The craniocervical junction refers to the transitional zone between the cranial base and the upper cervical spine. Owing to the complexity of this area, almost all stabilization techniques are traditionally limited. However, C1 lateral mass – C2 pedicle screw fixation is gaining popularity in handling the atlantoaxial instability.
Patients and methods
This study included patients with craniocervical instability admitted to the Departments of Neurosurgery at Menoufia University and Nasser Institute during the period from May 2016 to April 2018 (almost 2 years) with a follow-up period up to 6 months. Participants were treated during the study period by C1 lateral mass and C2 pedicle screws.
A total of nine cases were included, comprising 67% males and 33% females. Quadriparesis was the common presentation in 45% of patients, followed by those with neck pain or paresthesia. The mean operative time was ∼160 min. Of nine patients, three experienced mild complications, without mortality or morbidity, such as numbness, dural tear, and wound infection.
C1 lateral mass and C2 pedicle screw procedure is safe and provides reasonably efficient results for correcting atlantoaxial instability cases, with minimal adverse effects.

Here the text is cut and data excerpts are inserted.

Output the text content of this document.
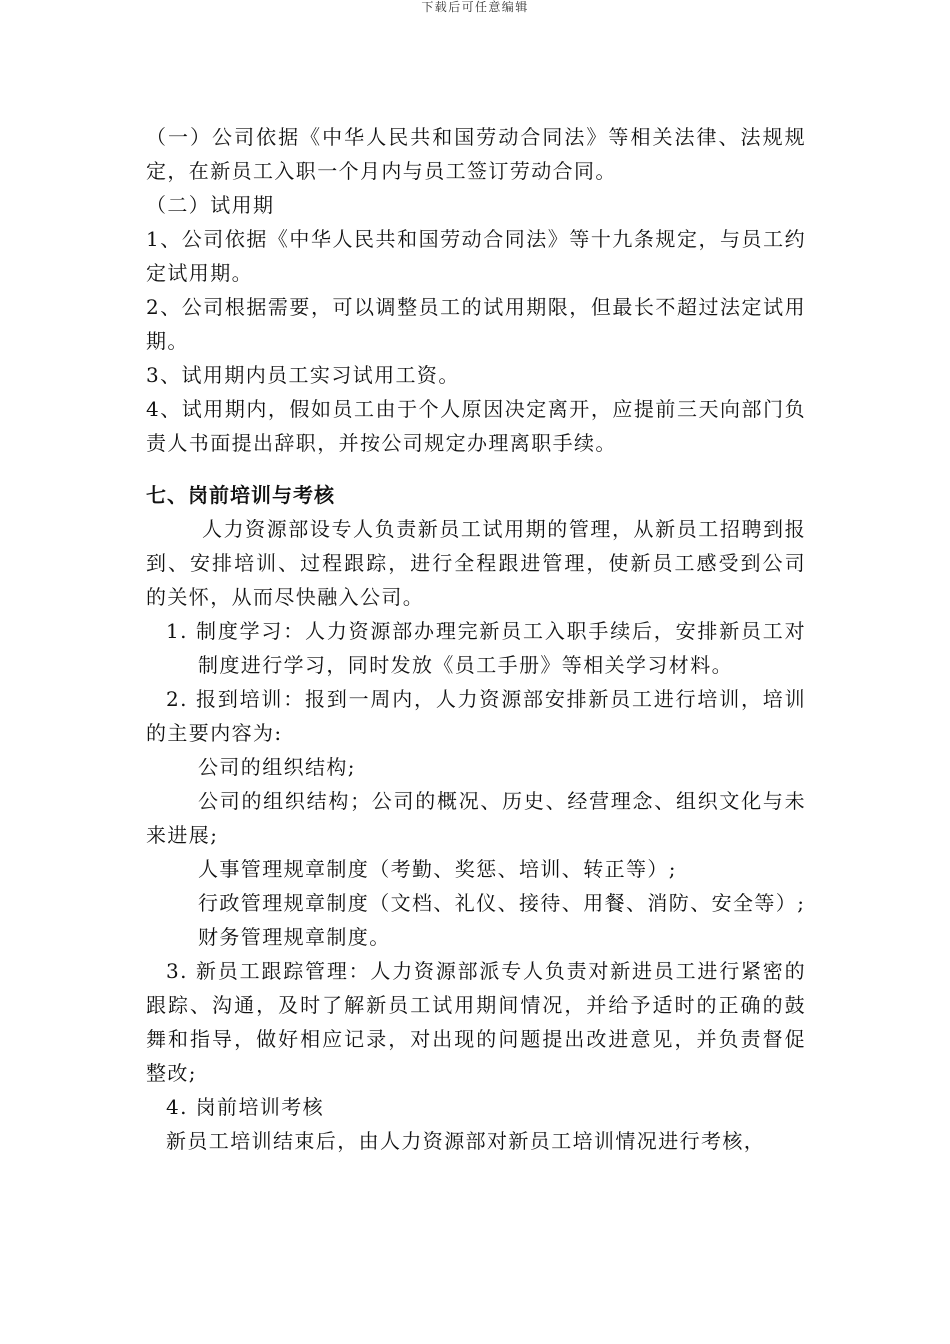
下载后可任意编辑

（一）公司依据《中华人民共和国劳动合同法》等相关法律、法规规定，在新员工入职一个月内与员工签订劳动合同。

（二）试用期

1、公司依据《中华人民共和国劳动合同法》等十九条规定，与员工约定试用期。

2、公司根据需要，可以调整员工的试用期限，但最长不超过法定试用期。

3、试用期内员工实习试用工资。

4、试用期内，假如员工由于个人原因决定离开，应提前三天向部门负责人书面提出辞职，并按公司规定办理离职手续。

七、岗前培训与考核

人力资源部设专人负责新员工试用期的管理，从新员工招聘到报到、安排培训、过程跟踪，进行全程跟进管理，使新员工感受到公司的关怀，从而尽快融入公司。

1. 制度学习：人力资源部办理完新员工入职手续后，安排新员工对制度进行学习，同时发放《员工手册》等相关学习材料。

2. 报到培训：报到一周内，人力资源部安排新员工进行培训，培训的主要内容为:

公司的组织结构;

公司的组织结构；公司的概况、历史、经营理念、组织文化与未来进展;

人事管理规章制度（考勤、奖惩、培训、转正等）;

行政管理规章制度（文档、礼仪、接待、用餐、消防、安全等）;

财务管理规章制度。

3. 新员工跟踪管理：人力资源部派专人负责对新进员工进行紧密的跟踪、沟通，及时了解新员工试用期间情况，并给予适时的正确的鼓舞和指导，做好相应记录，对出现的问题提出改进意见，并负责督促整改;

4. 岗前培训考核

新员工培训结束后，由人力资源部对新员工培训情况进行考核，
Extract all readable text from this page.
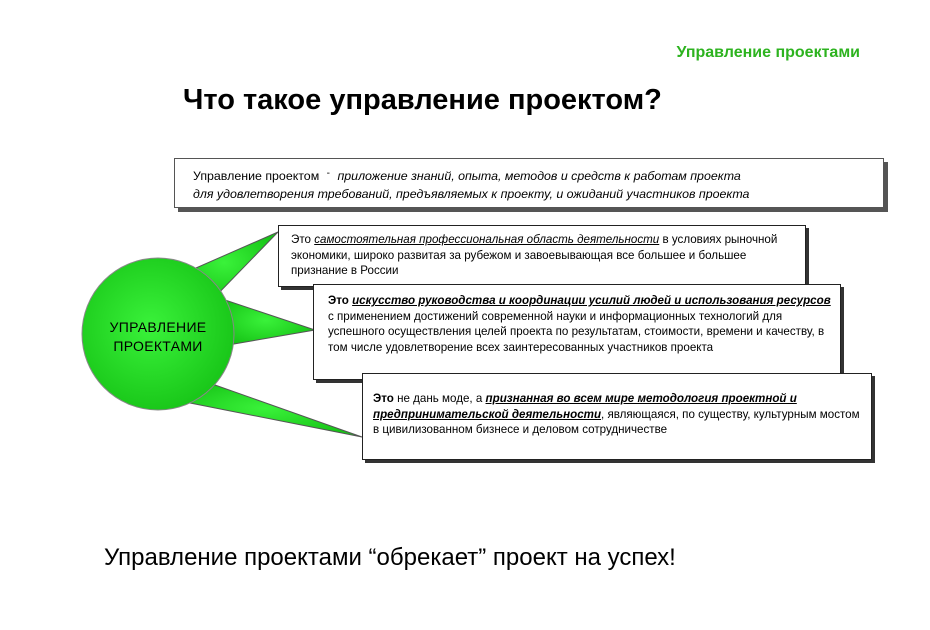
Управление проектами
Что такое управление проектом?
Управление проектом - приложение знаний, опыта, методов и средств к работам проекта
для удовлетворения требований, предъявляемых к проекту, и ожиданий участников проекта
УПРАВЛЕНИЕ
ПРОЕКТАМИ
Это самостоятельная профессиональная область деятельности в условиях рыночной экономики, широко развитая за рубежом и завоевывающая все большее и большее признание в России
Это искусство руководства и координации усилий людей и использования ресурсов с применением достижений современной науки и информационных технологий для успешного осуществления целей проекта по результатам, стоимости, времени и качеству, в том числе удовлетворение всех заинтересованных участников проекта
Это не дань моде, а признанная во всем мире методология проектной и предпринимательской деятельности, являющаяся, по существу, культурным мостом в цивилизованном бизнесе и деловом сотрудничестве
Управление проектами “обрекает” проект на успех!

Keywords: atlantoaxial, lateral mass, pedicle, screw and instability

How to cite this article:
Elnagar MA, Hanafy AM, Ayoub BM, El-Kader HE, Sheha AF, Elnaggar AG. Managing atlantoaxial instability by posterior fusion using C1 lateral mass and C2 pedicle screws. Menoufia Med J 2020;33:1399-404

How to cite this URL:
Elnagar MA, Hanafy AM, Ayoub BM, El-Kader HE, Sheha AF, Elnaggar AG. Managing atlantoaxial instability by posterior fusion using C1 lateral mass and C2 pedicle screws. Menoufia Med J [serial online] 2020 [cited 2021 Apr 19];33:1399-404. Available from: http://www.mmj.eg.net/text.asp?2020/33/4/1399/304519

  Introduction Top

The craniocervical junction (CCJ) refers to the transitional zone between the cranial base and the upper cervical spine[1]. In terms of their anatomical and functional differences, C1 and C2 vertebrae are unique among all the other 33 vertebrae. Furthermore, C1 does not have a real corpus and spinous process, whereas the lack of a disc space between C1 and C2 and that C2 has an odontoid process subsequently lead to a complicated ligament structure[2].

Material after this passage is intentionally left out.